Moonlight on the Avenue of Faith
- Cover of first edition (hardcover)
- Author: Gina B. Nahai
- Language: English
- Genre: Magical Realism novel
- Publisher: Washington Square Press
- Publication date: February 1, 2000
- Publication place: United States
- Media type: Print (hardback & paperback)
- Pages: 400 pages
- ISBN: 978-0671042837
- Dewey Decimal: 813/.54
- LC Class: PS3552.A6713 M66 1999

= Moonlight on the Avenue of Faith =

2000 novel by Gina B. Nahai

Moonlight on the Avenue of Faith is the second novel from Gina B. Nahai and follows the story of Lili and her mother's mysterious disappearance. The book was published in 2000 by Washington Square Press in the United States and became a Los Angeles Times bestseller.

==Plot summary==
When she is five years old, Lili watches her mother, Roxanna the Angel, throw herself off the balcony of their house on the Avenue of Faith. Her family's subsequent search for her reveals no body, no sign of a fall, no trace of an escape. The only witness to Roxanna's disappearance, Lili will spend the next thirteen years looking for her mother, wondering if she is still alive and why she left.

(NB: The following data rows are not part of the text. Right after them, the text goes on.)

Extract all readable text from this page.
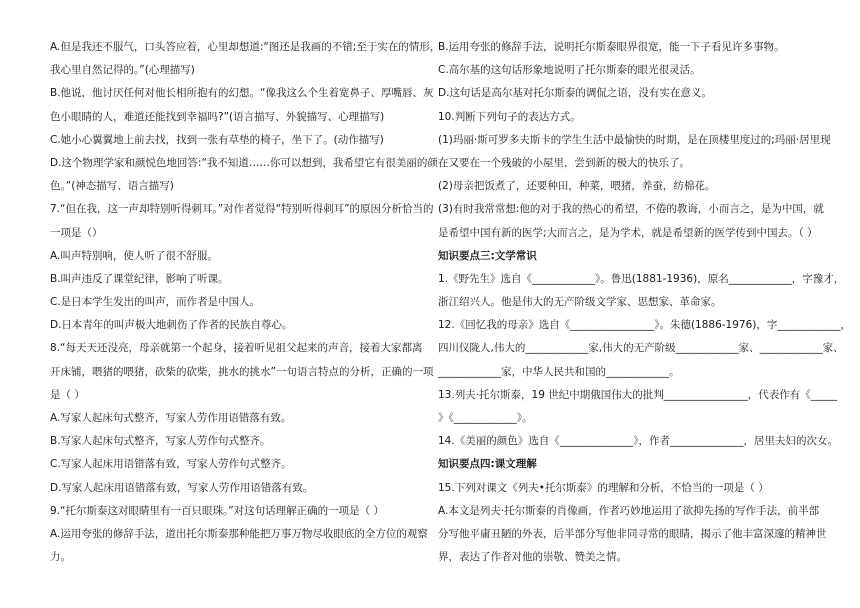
A.但是我还不服气，口头答应着，心里却想道:“图还是我画的不错;至于实在的情形，
我心里自然记得的。”(心理描写)
B.他说，他讨厌任何对他长相所抱有的幻想。“像我这么个生着宽鼻子、厚嘴唇、灰
色小眼睛的人，难道还能找到幸福吗?”(语言描写、外貌描写、心理描写)
C.她小心翼翼地上前去找，找到一张有草垫的椅子，坐下了。(动作描写)
D.这个物理学家和颜悦色地回答:“我不知道……你可以想到，我希望它有很美丽的颜
色。”(神态描写、语言描写)
7.“但在我，这一声却特别听得刺耳。”对作者觉得“特别听得刺耳”的原因分析恰当的
一项是（）
A.叫声特别响，使人听了很不舒服。
B.叫声违反了课堂纪律，影响了听课。
C.是日本学生发出的叫声，而作者是中国人。
D.日本青年的叫声极大地刺伤了作者的民族自尊心。
8.“每天天还没亮，母亲就第一个起身，接着听见祖父起来的声音，接着大家都离
开床铺，喂猪的喂猪，砍柴的砍柴，挑水的挑水”一句语言特点的分析，正确的一项
是（ ）
A.写家人起床句式整齐，写家人劳作用语错落有致。
B.写家人起床句式整齐，写家人劳作句式整齐。
C.写家人起床用语错落有致，写家人劳作句式整齐。
D.写家人起床用语错落有致，写家人劳作用语错落有致。
9.“托尔斯泰这对眼睛里有一百只眼珠。”对这句话理解正确的一项是（ ）
A.运用夸张的修辞手法，道出托尔斯泰那种能把万事万物尽收眼底的全方位的观察
力。
B.运用夸张的修辞手法，说明托尔斯泰眼界很宽，能一下子看见许多事物。
C.高尔基的这句话形象地说明了托尔斯泰的眼光很灵活。
D.这句话是高尔基对托尔斯泰的调侃之语，没有实在意义。
10.判断下列句子的表达方式。
(1)玛丽·斯可罗多夫斯卡的学生生活中最愉快的时期，是在顶楼里度过的;玛丽·居里现
在又要在一个残破的小屋里，尝到新的极大的快乐了。
(2)母亲把饭煮了，还要种田，种菜，喂猪，养蚕，纺棉花。
(3)有时我常常想:他的对于我的热心的希望，不倦的教诲，小而言之，是为中国，就
是希望中国有新的医学;大而言之，是为学术，就是希望新的医学传到中国去。（ ）
知识要点三:文学常识
1.《野先生》选自《____________》。鲁迅(1881-1936)，原名____________，字豫才，
浙江绍兴人。他是伟大的无产阶级文学家、思想家、革命家。
12.《回忆我的母亲》选自《________________》。朱德(1886-1976)，字____________，
四川仪陇人,伟大的____________家,伟大的无产阶级____________家、____________家、
____________家，中华人民共和国的____________。
13.列夫·托尔斯泰，19 世纪中期俄国伟大的批判________________，代表作有《_____
》《____________》。
14.《美丽的颜色》选自《______________》，作者______________，居里夫妇的次女。
知识要点四:课文理解
15.下列对课文《列夫•托尔斯泰》的理解和分析，不恰当的一项是（ ）
A.本文是列夫·托尔斯泰的肖像画，作者巧妙地运用了欲抑先扬的写作手法，前半部
分写他平庸丑陋的外表，后半部分写他非同寻常的眼睛，揭示了他丰富深邃的精神世
界，表达了作者对他的崇敬、赞美之情。
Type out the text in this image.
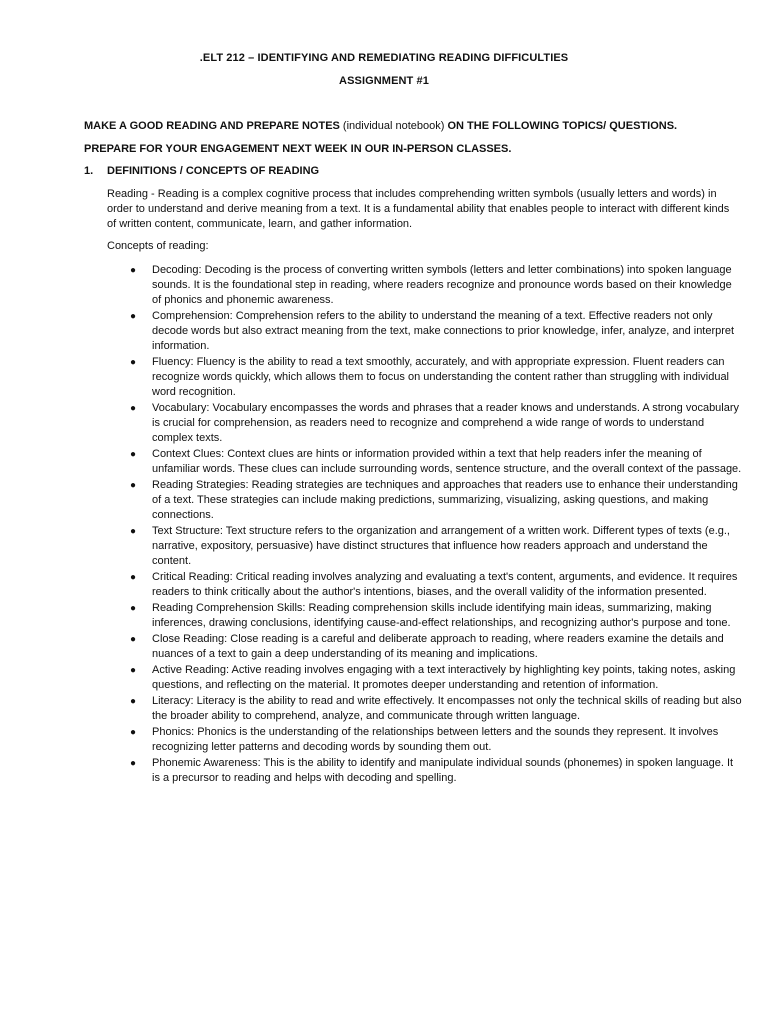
.ELT 212 – IDENTIFYING AND REMEDIATING READING DIFFICULTIES
ASSIGNMENT #1
MAKE A GOOD READING AND PREPARE NOTES (individual notebook) ON THE FOLLOWING TOPICS/ QUESTIONS.
PREPARE FOR YOUR ENGAGEMENT NEXT WEEK IN OUR IN-PERSON CLASSES.
1. DEFINITIONS / CONCEPTS OF READING
Reading - Reading is a complex cognitive process that includes comprehending written symbols (usually letters and words) in order to understand and derive meaning from a text. It is a fundamental ability that enables people to interact with different kinds of written content, communicate, learn, and gather information.
Concepts of reading:
● Decoding: Decoding is the process of converting written symbols (letters and letter combinations) into spoken language sounds. It is the foundational step in reading, where readers recognize and pronounce words based on their knowledge of phonics and phonemic awareness.
● Comprehension: Comprehension refers to the ability to understand the meaning of a text. Effective readers not only decode words but also extract meaning from the text, make connections to prior knowledge, infer, analyze, and interpret information.
● Fluency: Fluency is the ability to read a text smoothly, accurately, and with appropriate expression. Fluent readers can recognize words quickly, which allows them to focus on understanding the content rather than struggling with individual word recognition.
● Vocabulary: Vocabulary encompasses the words and phrases that a reader knows and understands. A strong vocabulary is crucial for comprehension, as readers need to recognize and comprehend a wide range of words to understand complex texts.
● Context Clues: Context clues are hints or information provided within a text that help readers infer the meaning of unfamiliar words. These clues can include surrounding words, sentence structure, and the overall context of the passage.
● Reading Strategies: Reading strategies are techniques and approaches that readers use to enhance their understanding of a text. These strategies can include making predictions, summarizing, visualizing, asking questions, and making connections.
● Text Structure: Text structure refers to the organization and arrangement of a written work. Different types of texts (e.g., narrative, expository, persuasive) have distinct structures that influence how readers approach and understand the content.
● Critical Reading: Critical reading involves analyzing and evaluating a text's content, arguments, and evidence. It requires readers to think critically about the author's intentions, biases, and the overall validity of the information presented.
● Reading Comprehension Skills: Reading comprehension skills include identifying main ideas, summarizing, making inferences, drawing conclusions, identifying cause-and-effect relationships, and recognizing author's purpose and tone.
● Close Reading: Close reading is a careful and deliberate approach to reading, where readers examine the details and nuances of a text to gain a deep understanding of its meaning and implications.
● Active Reading: Active reading involves engaging with a text interactively by highlighting key points, taking notes, asking questions, and reflecting on the material. It promotes deeper understanding and retention of information.
● Literacy: Literacy is the ability to read and write effectively. It encompasses not only the technical skills of reading but also the broader ability to comprehend, analyze, and communicate through written language.
● Phonics: Phonics is the understanding of the relationships between letters and the sounds they represent. It involves recognizing letter patterns and decoding words by sounding them out.
● Phonemic Awareness: This is the ability to identify and manipulate individual sounds (phonemes) in spoken language. It is a precursor to reading and helps with decoding and spelling.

The novel tells the life story of Roxanna, born as a “bad-luck child” in the Jewish ghetto of Tehran, through the world of Iran's aristocracy, into the whorehouses of Turkey and to Los Angeles, where she and Lili are reunited.

==Reception==
The book was the winner of the International Dublin Literary Award and the Harold U. Ribalow Award, and was long listed for the Orange Prize.

Critical response was mostly positive. Edward Hower, writing for The New York Times Book Review, said, "Nahai has achieved some wonderful effects, infusing everyday events with miraculous radiance.” Publishers Weekly called the story "spellbinding" and "marvelously compelling."